Kadın, sanat ve umut sözleri biraraya gelince ortaya çıkan enerjinin ne kadar kuvvetli olabileceğini tahmin edersiniz.

Kadın umuttur hep.

Anne diye her seslendiğinde elini tutandır.

Kadın sanattır hep.

İşinde, evinde, sofrasında, giyim kuşamında, çocuklarının bakımında, hayat arkadaşının yanında, hayatın idaresinde, hayat içindeki üretkenliğinde hep bir zarafet taşır.

Kadının olmadığı yerlerde erkekler biraz daha rahat iken etrafta kadın varsa biraz daha çeki düzen verirler kendilerine mesela. Bunu kendileri de itiraf ederler üstelik.

Kadın estetiktir, kadın iyiliktir, kadın hayatın her alanında adeta bir sanat eseridir.

Kadın, erkeği doğurandır, erkeği dokuyandır, erkeği erkek yapandır.

Kadının elinden gücünü alırsanız eğer, önce erkek bozulur, sonra da hayatın dengesi alt üst olur.

Kadın zayıf, kadın cahil, kadın eve hapsolmuşsa eğer, toplum da onunla birlikte zayıf, cahil ve cehaletin zindanlarında hapsolmuş demektir.

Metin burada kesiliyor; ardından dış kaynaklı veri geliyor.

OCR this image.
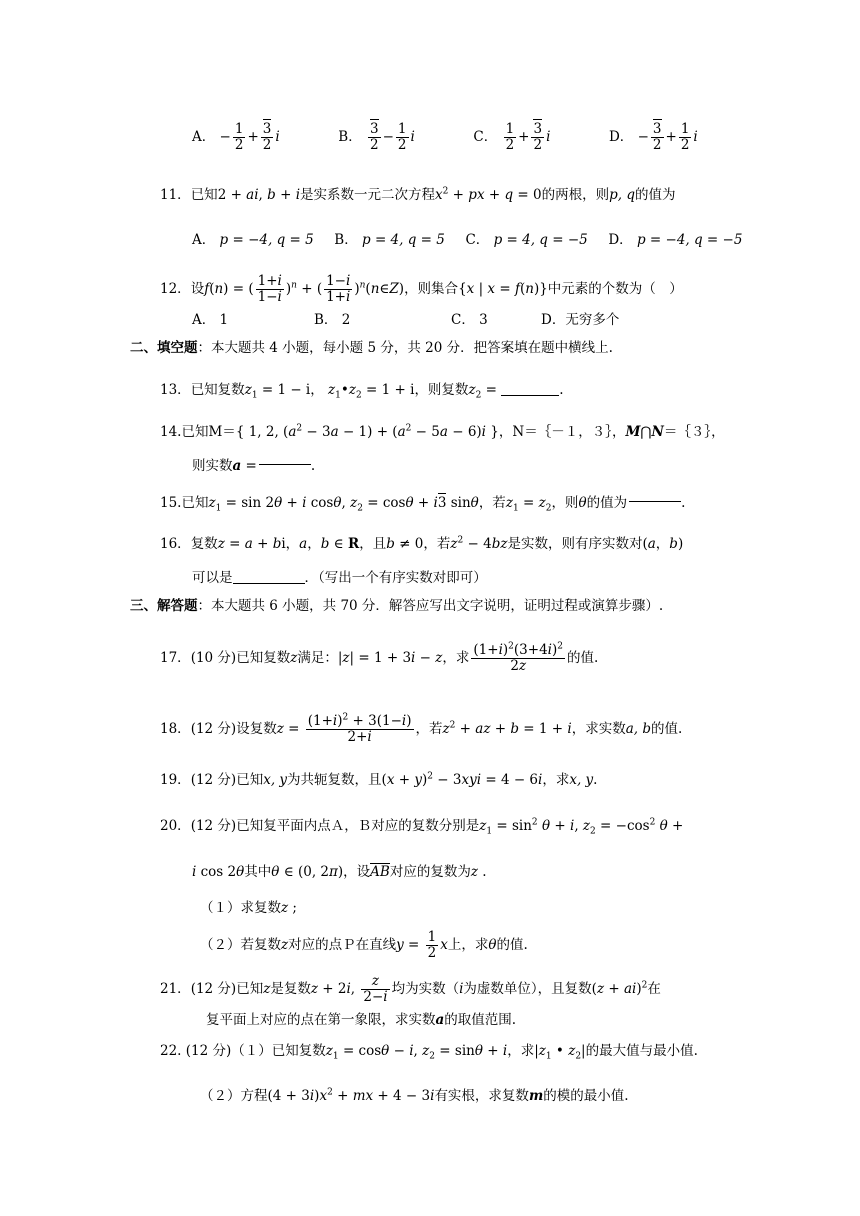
A． − $\frac{1}{2} + \frac{3}{2}$ i	B． $\frac{3}{2} - \frac{1}{2}$ i	C． $\frac{1}{2} + \frac{3}{2}$ i	D． − $\frac{3}{2} + \frac{1}{2}$ i
11．已知2 + ai, b + i是实系数一元二次方程$x^2$ + px + q = 0的两根，则p, q的值为
A． p = −4, q = 5 B． p = 4, q = 5 C． p = 4, q = −5 D． p = −4, q = −5
12．设f(n) = ( $\frac{1+i}{1-i} )^n$ + ( $\frac{1-i}{1+i}$ )$^n$(n∈Z)，则集合{x | x = f(n)}中元素的个数为（　）
A． 1	B． 2	C． 3	D．无穷多个
二、填空题：本大题共 4 小题，每小题 5 分，共 20 分．把答案填在题中横线上.
13．已知复数$z_1 = 1 - i$， $z_1•z_2 = 1 + i$，则复数$z_2$ =	.
14.已知M＝{ 1, 2, $(a^2 - 3a - 1) + (a^2 - 5a - 6)i$ }，N＝｛－１，３｝，M⋂N＝｛３｝，
则实数a =	.
15.已知$z_1 = \sin 2\theta + i$ cosθ, $z_2 = \cos\theta + i3$ sinθ，若$z_1 = z_2$，则θ的值为	.
16．复数z = a + bi，a，b ∈ R，且b ≠ 0，若$z^2 - 4bz$是实数，则有序实数对(a，b)
可以是	．（写出一个有序实数对即可）
三、解答题：本大题共 6 小题，共 70 分．解答应写出文字说明，证明过程或演算步骤）.
17．(10 分)已知复数z满足：|z| = 1 + 3i − z，求 $\frac{(1+i)^2(3+4i)^2}{2z}$ 的值.
18．(12 分)设复数$z = \frac{(1+i)^2 + 3(1-i)}{2+i}$ ，若$z^2$ + az + b = 1 + i，求实数a, b的值.
19．(12 分)已知x, y为共轭复数，且$(x + y)^2 - 3xyi = 4 - 6i$，求x, y.
20．(12 分)已知复平面内点Ａ，Ｂ对应的复数分别是$z_1 = \sin^2 \theta + i$, $z_2 = -\cos^2$ θ +
i cos 2θ其中θ ∈ (0, 2π)，设AB对应的复数为z .
（１）求复数z ;
（２）若复数z对应的点Ｐ在直线$y = \frac{1}{2}$ x上，求θ的值.
21．(12 分)已知z是复数z + 2i, $\frac{z}{2-i}$ 均为实数（i为虚数单位），且复数(z + ai)$^2$在
复平面上对应的点在第一象限，求实数a的取值范围.
22. (12 分)（１）已知复数$z_1 = \cos\theta - i$, $z_2 = \sin\theta + i$，求$|z_1$ • $z_2|$的最大值与最小值.
（２）方程$(4 + 3i)x^2$ + mx + 4 − 3i有实根，求复数m的模的最小值.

Kadınıyla omuz omuza çalışan çiftçi, işçi, sanatçı ya da meslek sahibi her insan daha güçlüdür. Güçlüdür çünkü hayatın tüm zorluklarını tek başına sırtlanmıyor, hayatı paylaşıyordur.

Değersiz görülmeyen kadın normal, kadını değersiz görmeyen erkek normal, kadın-erkek çatışması arasında kalmayan çocuklar normal, dolayısıyla toplum normal bir hayat yaşıyordur.

Heyhat!

Tarih boyunca hep aşağılarda bir yerlerde veriyorlar var olma mücadelelerini.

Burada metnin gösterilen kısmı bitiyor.